I've saved my very favourite 'til last, and boy does Bundesliga Manager's cover pack a raw emotional punch. Just look at that guy in the middle, who is presumably the Bundesliga Manager of the title. Not for him the excitement, the sheer joy of succeeding at the top level of world football (a scenario demonstrated by the group of players mucking about with a cremation urn in the upper-right corner): in his miserable, briefcase-strewn existence there is room only for disappointment, failure and all-consuming guilt. Those papers in front of him? That's a petition signed by thousands of supporters in favour of having him ejected from Germany using a large catapult of some description, maybe a trebuchet... look, they haven't quite sorted the details out yet, okay? The important thing is that this man knows he will die alone and unloved.
The guy on the phone behind him is actually talking to the Samaritans, hoping for some advice on thwarting BM's imminent suicide attempt. Don't be fooled into thinking this is an act of compassion, though - the man on the phone is the team's assistant manager and he simply doesn't want the job on a more permanent basis. What I'm saying is the top level of German football is a viper's nest of pain and degradation, especially if you look like shamed British comedian Chris Langham.

Christ, he looks like something out a Heironymous Bosch painting. Not one of the nice ones either, I mean one of the ones with all the bum-demons.
Football on the Commodore 64, then. Suddenly "The Beautiful Game" has never seemed like more of a misnomer. That said, so many game covers nowadays are simple created by posing in-game assets against a dark background that I do genuinely miss the often baffling yet endearingly cack-handed artworks of yesteryear.

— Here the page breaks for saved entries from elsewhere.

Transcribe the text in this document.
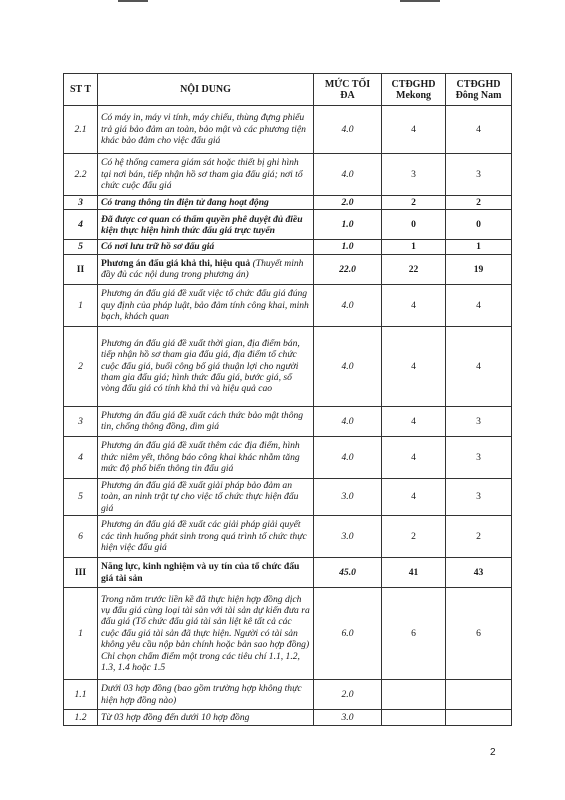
ST T	NỘI DUNG	MỨC TỐI ĐA	CTĐGHD Mekong	CTĐGHD Đông Nam
2.1	Có máy in, máy vi tính, máy chiếu, thùng đựng phiếu trả giá bảo đảm an toàn, bảo mật và các phương tiện khác bảo đảm cho việc đấu giá	4.0	4	4
2.2	Có hệ thống camera giám sát hoặc thiết bị ghi hình tại nơi bán, tiếp nhận hồ sơ tham gia đấu giá; nơi tổ chức cuộc đấu giá	4.0	3	3
3	Có trang thông tin điện tử đang hoạt động	2.0	2	2
4	Đã được cơ quan có thẩm quyền phê duyệt đủ điều kiện thực hiện hình thức đấu giá trực tuyến	1.0	0	0
5	Có nơi lưu trữ hồ sơ đấu giá	1.0	1	1
II	Phương án đấu giá khả thi, hiệu quả (Thuyết minh đầy đủ các nội dung trong phương án)	22.0	22	19
1	Phương án đấu giá đề xuất việc tổ chức đấu giá đúng quy định của pháp luật, bảo đảm tính công khai, minh bạch, khách quan	4.0	4	4
2	Phương án đấu giá đề xuất thời gian, địa điểm bán, tiếp nhận hồ sơ tham gia đấu giá, địa điểm tổ chức cuộc đấu giá, buổi công bố giá thuận lợi cho người tham gia đấu giá; hình thức đấu giá, bước giá, số vòng đấu giá có tính khả thi và hiệu quả cao	4.0	4	4
3	Phương án đấu giá đề xuất cách thức bảo mật thông tin, chống thông đồng, dìm giá	4.0	4	3
4	Phương án đấu giá đề xuất thêm các địa điểm, hình thức niêm yết, thông báo công khai khác nhằm tăng mức độ phổ biến thông tin đấu giá	4.0	4	3
5	Phương án đấu giá đề xuất giải pháp bảo đảm an toàn, an ninh trật tự cho việc tổ chức thực hiện đấu giá	3.0	4	3
6	Phương án đấu giá đề xuất các giải pháp giải quyết các tình huống phát sinh trong quá trình tổ chức thực hiện việc đấu giá	3.0	2	2
III	Năng lực, kinh nghiệm và uy tín của tổ chức đấu giá tài sản	45.0	41	43
1	Trong năm trước liền kề đã thực hiện hợp đồng dịch vụ đấu giá cùng loại tài sản với tài sản dự kiến đưa ra đấu giá (Tổ chức đấu giá tài sản liệt kê tất cả các cuộc đấu giá tài sản đã thực hiện. Người có tài sản không yêu cầu nộp bản chính hoặc bản sao hợp đồng) Chỉ chọn chấm điểm một trong các tiêu chí 1.1, 1.2, 1.3, 1.4 hoặc 1.5	6.0	6	6
1.1	Dưới 03 hợp đồng (bao gồm trường hợp không thực hiện hợp đồng nào)	2.0		
1.2	Từ 03 hợp đồng đến dưới 10 hợp đồng	3.0		
2
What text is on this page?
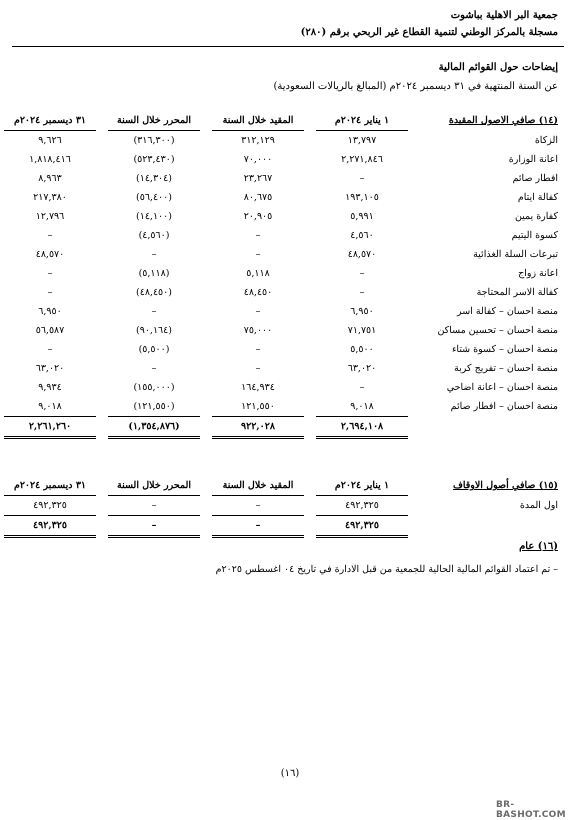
جمعية البر الاهلية بباشوت
مسجلة بالمركز الوطني لتنمية القطاع غير الربحي برقم (٢٨٠)
إيضاحات حول القوائم المالية
عن السنة المنتهية في ٣١ ديسمبر ٢٠٢٤م (المبالغ بالريالات السعودية)
(١٤) صافي الاصول المقيدة		١ يناير ٢٠٢٤م		المقيد خلال السنة		المحرر خلال السنة		٣١ ديسمبر ٢٠٢٤م
الزكاة		١٣,٧٩٧		٣١٢,١٢٩		(٣١٦,٣٠٠)		٩,٦٢٦
اعانة الوزارة		٢,٢٧١,٨٤٦		٧٠,٠٠٠		(٥٢٣,٤٣٠)		١,٨١٨,٤١٦
افطار صائم		–		٢٣,٢٦٧		(١٤,٣٠٤)		٨,٩٦٣
كفالة ايتام		١٩٣,١٠٥		٨٠,٦٧٥		(٥٦,٤٠٠)		٢١٧,٣٨٠
كفارة يمين		٥,٩٩١		٢٠,٩٠٥		(١٤,١٠٠)		١٢,٧٩٦
كسوة اليتيم		٤,٥٦٠		–		(٤,٥٦٠)		–
تبرعات السلة الغذائية		٤٨,٥٧٠		–		–		٤٨,٥٧٠
اعانة زواج		–		٥,١١٨		(٥,١١٨)		–
كفالة الاسر المحتاجة		–		٤٨,٤٥٠		(٤٨,٤٥٠)		–
منصة احسان – كفالة اسر		٦,٩٥٠		–		–		٦,٩٥٠
منصة احسان – تحسين مساكن		٧١,٧٥١		٧٥,٠٠٠		(٩٠,١٦٤)		٥٦,٥٨٧
منصة احسان – كسوة شتاء		٥,٥٠٠		–		(٥,٥٠٠)		–
منصة احسان – تفريج كربة		٦٣,٠٢٠		–		–		٦٣,٠٢٠
منصة احسان – اعانة اضاحي		–		١٦٤,٩٣٤		(١٥٥,٠٠٠)		٩,٩٣٤
منصة احسان – افطار صائم		٩,٠١٨		١٢١,٥٥٠		(١٢١,٥٥٠)		٩,٠١٨
		٢,٦٩٤,١٠٨		٩٢٢,٠٢٨		(١,٣٥٤,٨٧٦)		٢,٢٦١,٢٦٠
(١٥) صافي أصول الاوقاف		١ يناير ٢٠٢٤م		المقيد خلال السنة		المحرر خلال السنة		٣١ ديسمبر ٢٠٢٤م
اول المدة		٤٩٢,٣٢٥		–		–		٤٩٢,٣٢٥
		٤٩٢,٣٢٥		–		–		٤٩٢,٣٢٥
(١٦) عام
– تم اعتماد القوائم المالية الحالية للجمعية من قبل الادارة في تاريخ ٠٤ اغسطس ٢٠٢٥م
(١٦)
BR-BASHOT.COM
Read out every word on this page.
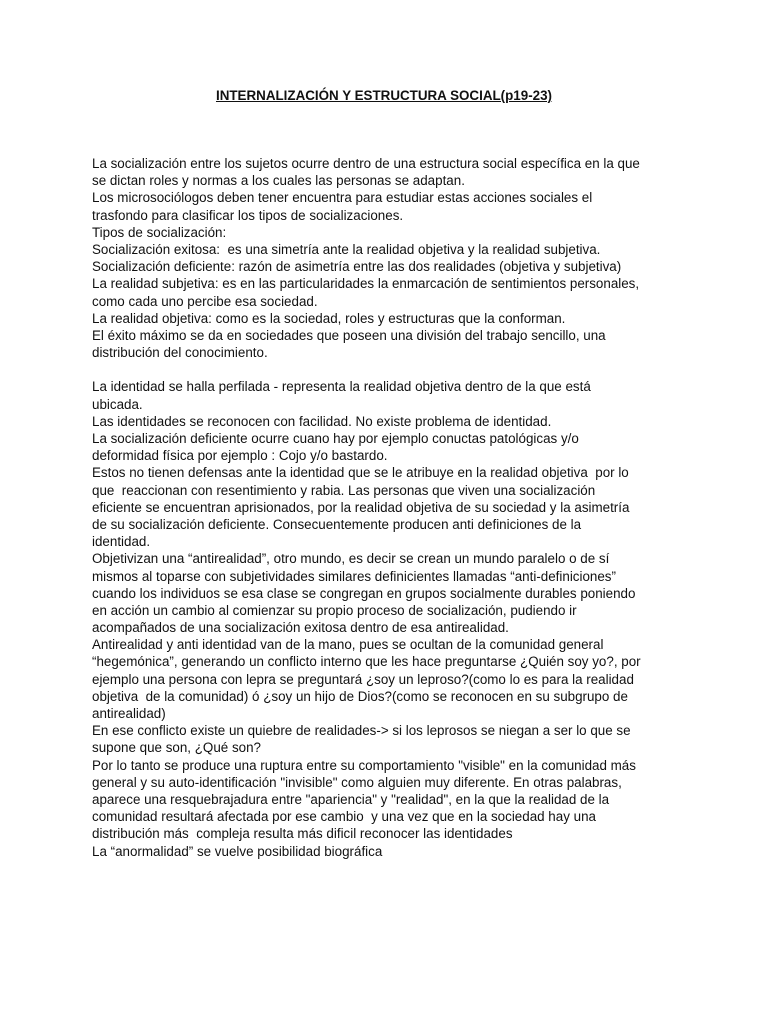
INTERNALIZACIÓN Y ESTRUCTURA SOCIAL(p19-23)
La socialización entre los sujetos ocurre dentro de una estructura social específica en la que
se dictan roles y normas a los cuales las personas se adaptan.
Los microsociólogos deben tener encuentra para estudiar estas acciones sociales el
trasfondo para clasificar los tipos de socializaciones.
Tipos de socialización:
Socialización exitosa:  es una simetría ante la realidad objetiva y la realidad subjetiva.
Socialización deficiente: razón de asimetría entre las dos realidades (objetiva y subjetiva)
La realidad subjetiva: es en las particularidades la enmarcación de sentimientos personales,
como cada uno percibe esa sociedad.
La realidad objetiva: como es la sociedad, roles y estructuras que la conforman.
El éxito máximo se da en sociedades que poseen una división del trabajo sencillo, una
distribución del conocimiento.
La identidad se halla perfilada - representa la realidad objetiva dentro de la que está
ubicada.
Las identidades se reconocen con facilidad. No existe problema de identidad.
La socialización deficiente ocurre cuano hay por ejemplo conuctas patológicas y/o
deformidad física por ejemplo : Cojo y/o bastardo.
Estos no tienen defensas ante la identidad que se le atribuye en la realidad objetiva  por lo
que  reaccionan con resentimiento y rabia. Las personas que viven una socialización
eficiente se encuentran aprisionados, por la realidad objetiva de su sociedad y la asimetría
de su socialización deficiente. Consecuentemente producen anti definiciones de la
identidad.
Objetivizan una “antirealidad”, otro mundo, es decir se crean un mundo paralelo o de sí
mismos al toparse con subjetividades similares definicientes llamadas “anti-definiciones”
cuando los individuos se esa clase se congregan en grupos socialmente durables poniendo
en acción un cambio al comienzar su propio proceso de socialización, pudiendo ir
acompañados de una socialización exitosa dentro de esa antirealidad.
Antirealidad y anti identidad van de la mano, pues se ocultan de la comunidad general
“hegemónica”, generando un conflicto interno que les hace preguntarse ¿Quién soy yo?, por
ejemplo una persona con lepra se preguntará ¿soy un leproso?(como lo es para la realidad
objetiva  de la comunidad) ó ¿soy un hijo de Dios?(como se reconocen en su subgrupo de
antirealidad)
En ese conflicto existe un quiebre de realidades-> si los leprosos se niegan a ser lo que se
supone que son, ¿Qué son?
Por lo tanto se produce una ruptura entre su comportamiento "visible" en la comunidad más
general y su auto-identificación "invisible" como alguien muy diferente. En otras palabras,
aparece una resquebrajadura entre "apariencia" y "realidad", en la que la realidad de la
comunidad resultará afectada por ese cambio  y una vez que en la sociedad hay una
distribución más  compleja resulta más dificil reconocer las identidades
La “anormalidad” se vuelve posibilidad biográfica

BONUS! Street Cred' Football

A warning to my fellow humans! Aliens have arrived on Earth and are attempting to assimilate themselves into our societies! You can spot these alien intruders fairly easily, as they have not yet learned to accurately mimic human faces. Also they play football by punching the ball around using a series of motions not unlike those found in our Earth kung-fu, only really fucking stupid-looking.
Obviously this the game's title is laughable, because if you were to wear clothes like that and perform similar hand motions your "credibility" on the "street" would diminish very rapidly indeed. You know what else shows this game up as possibly not being as hip as it would like to be? They used an apostrophe to indicate that "Cred" is the abbreviated version of "credibility". That's kind of amazing.